Where people run into trouble is if they use something like Windows Movie Maker
and just choose the default settings. This will convert the video to another
format and totally lose the quality. You need to keep the video in full DV
format every step of the editing process.

"Mike Kujbida" <kujfam-misleadingspam@sympatico.ca> wrote in message
news:2kcv8rFqpdaU1@uni-berlin.de...
> Brian wrote:
> > I'm told that when I capture video from my DV camera to the hard
> > drive, cut out certain scenes then save back to my DV camera then
> > there is no loss in video quality.

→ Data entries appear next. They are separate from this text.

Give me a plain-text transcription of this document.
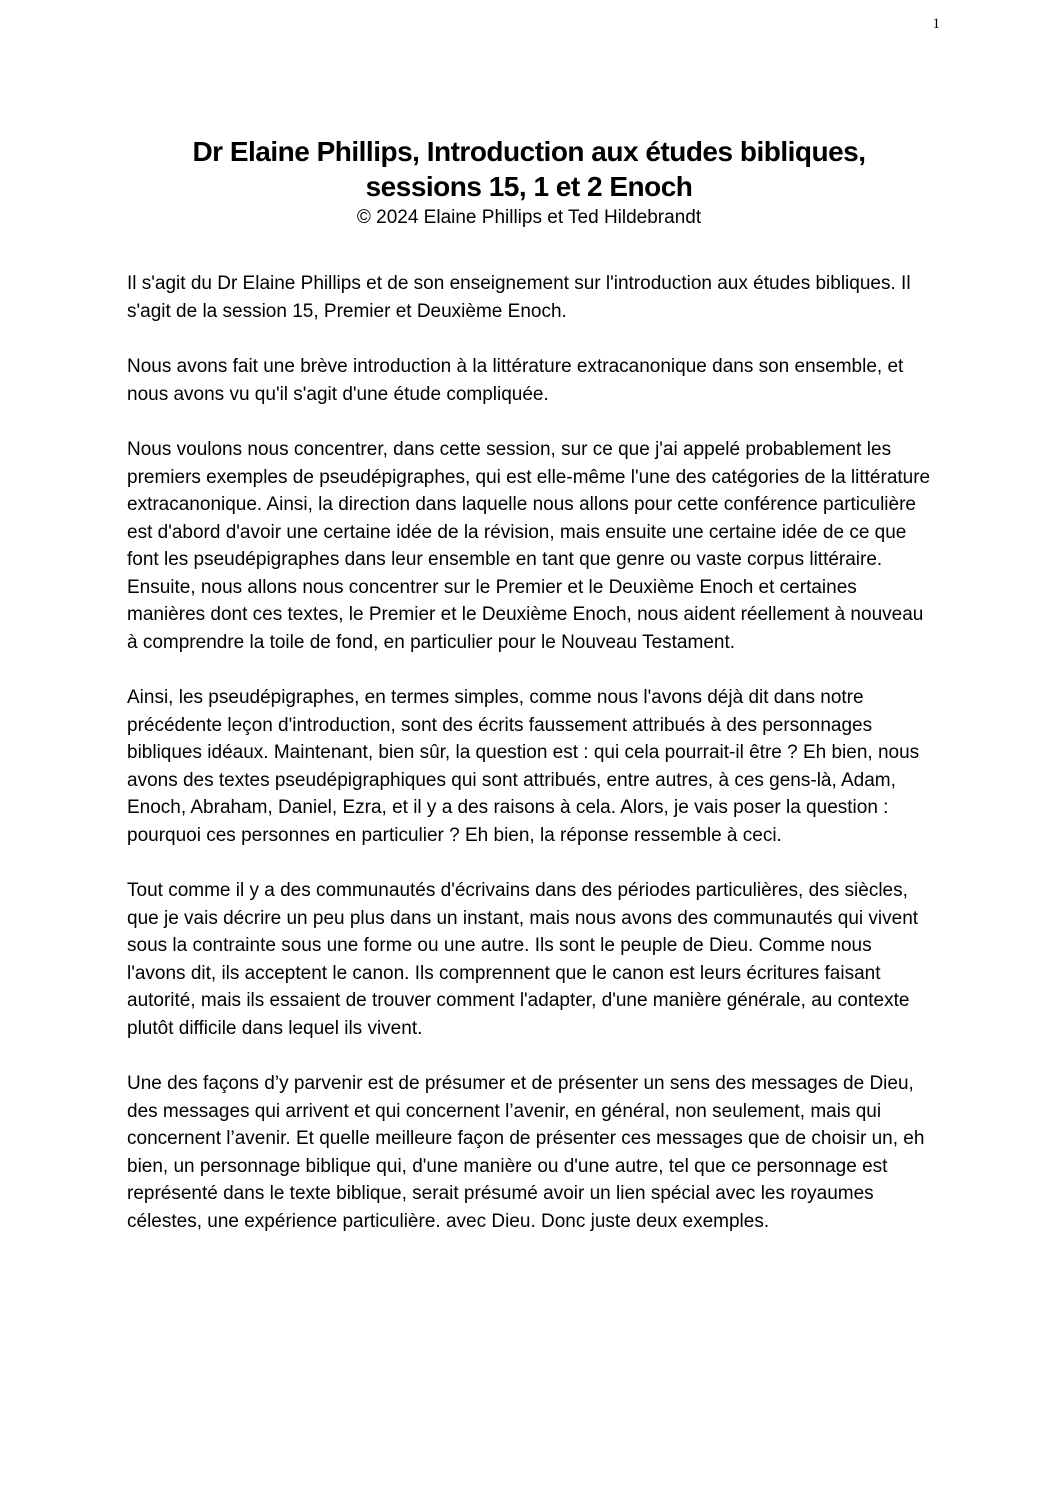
1
Dr Elaine Phillips, Introduction aux études bibliques,
sessions 15, 1 et 2 Enoch

© 2024 Elaine Phillips et Ted Hildebrandt

Il s'agit du Dr Elaine Phillips et de son enseignement sur l'introduction aux études bibliques. Il s'agit de la session 15, Premier et Deuxième Enoch.

Nous avons fait une brève introduction à la littérature extracanonique dans son ensemble, et nous avons vu qu'il s'agit d'une étude compliquée.

Nous voulons nous concentrer, dans cette session, sur ce que j'ai appelé probablement les premiers exemples de pseudépigraphes, qui est elle-même l'une des catégories de la littérature extracanonique. Ainsi, la direction dans laquelle nous allons pour cette conférence particulière est d'abord d'avoir une certaine idée de la révision, mais ensuite une certaine idée de ce que font les pseudépigraphes dans leur ensemble en tant que genre ou vaste corpus littéraire. Ensuite, nous allons nous concentrer sur le Premier et le Deuxième Enoch et certaines manières dont ces textes, le Premier et le Deuxième Enoch, nous aident réellement à nouveau à comprendre la toile de fond, en particulier pour le Nouveau Testament.

Ainsi, les pseudépigraphes, en termes simples, comme nous l'avons déjà dit dans notre précédente leçon d'introduction, sont des écrits faussement attribués à des personnages bibliques idéaux. Maintenant, bien sûr, la question est : qui cela pourrait-il être ? Eh bien, nous avons des textes pseudépigraphiques qui sont attribués, entre autres, à ces gens-là, Adam, Enoch, Abraham, Daniel, Ezra, et il y a des raisons à cela. Alors, je vais poser la question : pourquoi ces personnes en particulier ? Eh bien, la réponse ressemble à ceci.

Tout comme il y a des communautés d'écrivains dans des périodes particulières, des siècles, que je vais décrire un peu plus dans un instant, mais nous avons des communautés qui vivent sous la contrainte sous une forme ou une autre. Ils sont le peuple de Dieu. Comme nous l'avons dit, ils acceptent le canon. Ils comprennent que le canon est leurs écritures faisant autorité, mais ils essaient de trouver comment l'adapter, d'une manière générale, au contexte plutôt difficile dans lequel ils vivent.

Une des façons d’y parvenir est de présumer et de présenter un sens des messages de Dieu, des messages qui arrivent et qui concernent l’avenir, en général, non seulement, mais qui concernent l’avenir. Et quelle meilleure façon de présenter ces messages que de choisir un, eh bien, un personnage biblique qui, d'une manière ou d'une autre, tel que ce personnage est représenté dans le texte biblique, serait présumé avoir un lien spécial avec les royaumes célestes, une expérience particulière. avec Dieu. Donc juste deux exemples.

I should be able to do this 5 or 50
> > times with no video loss.
> > What I don't understand is that if the video is compressed 5 times (I
> > read that a AVI DV codec will compress the video signal) each time I
> > copy the video to my hard drive using a AVI DV codec then there must
> > be some loss of video quality.
> >
> > Can someone help me to understand why there is no loss in the video
> > quality?
> >
> > Regards Brian
>
>
> Both replies so far have said that there will be a quality loss doing what
> Brian wants to do - and they are wrong. This isn't the analog days where
> you suffered generation loss when making copies. There will be no quality
> loss as it's a straight digital transfer in and out - no further compression
> is used.
> The only time image quality "might" take a hit is doing any kind of effect
> (dissolve/wipe, etc.). I say "might" because it depends on the codec being
> used. Some are much better than others.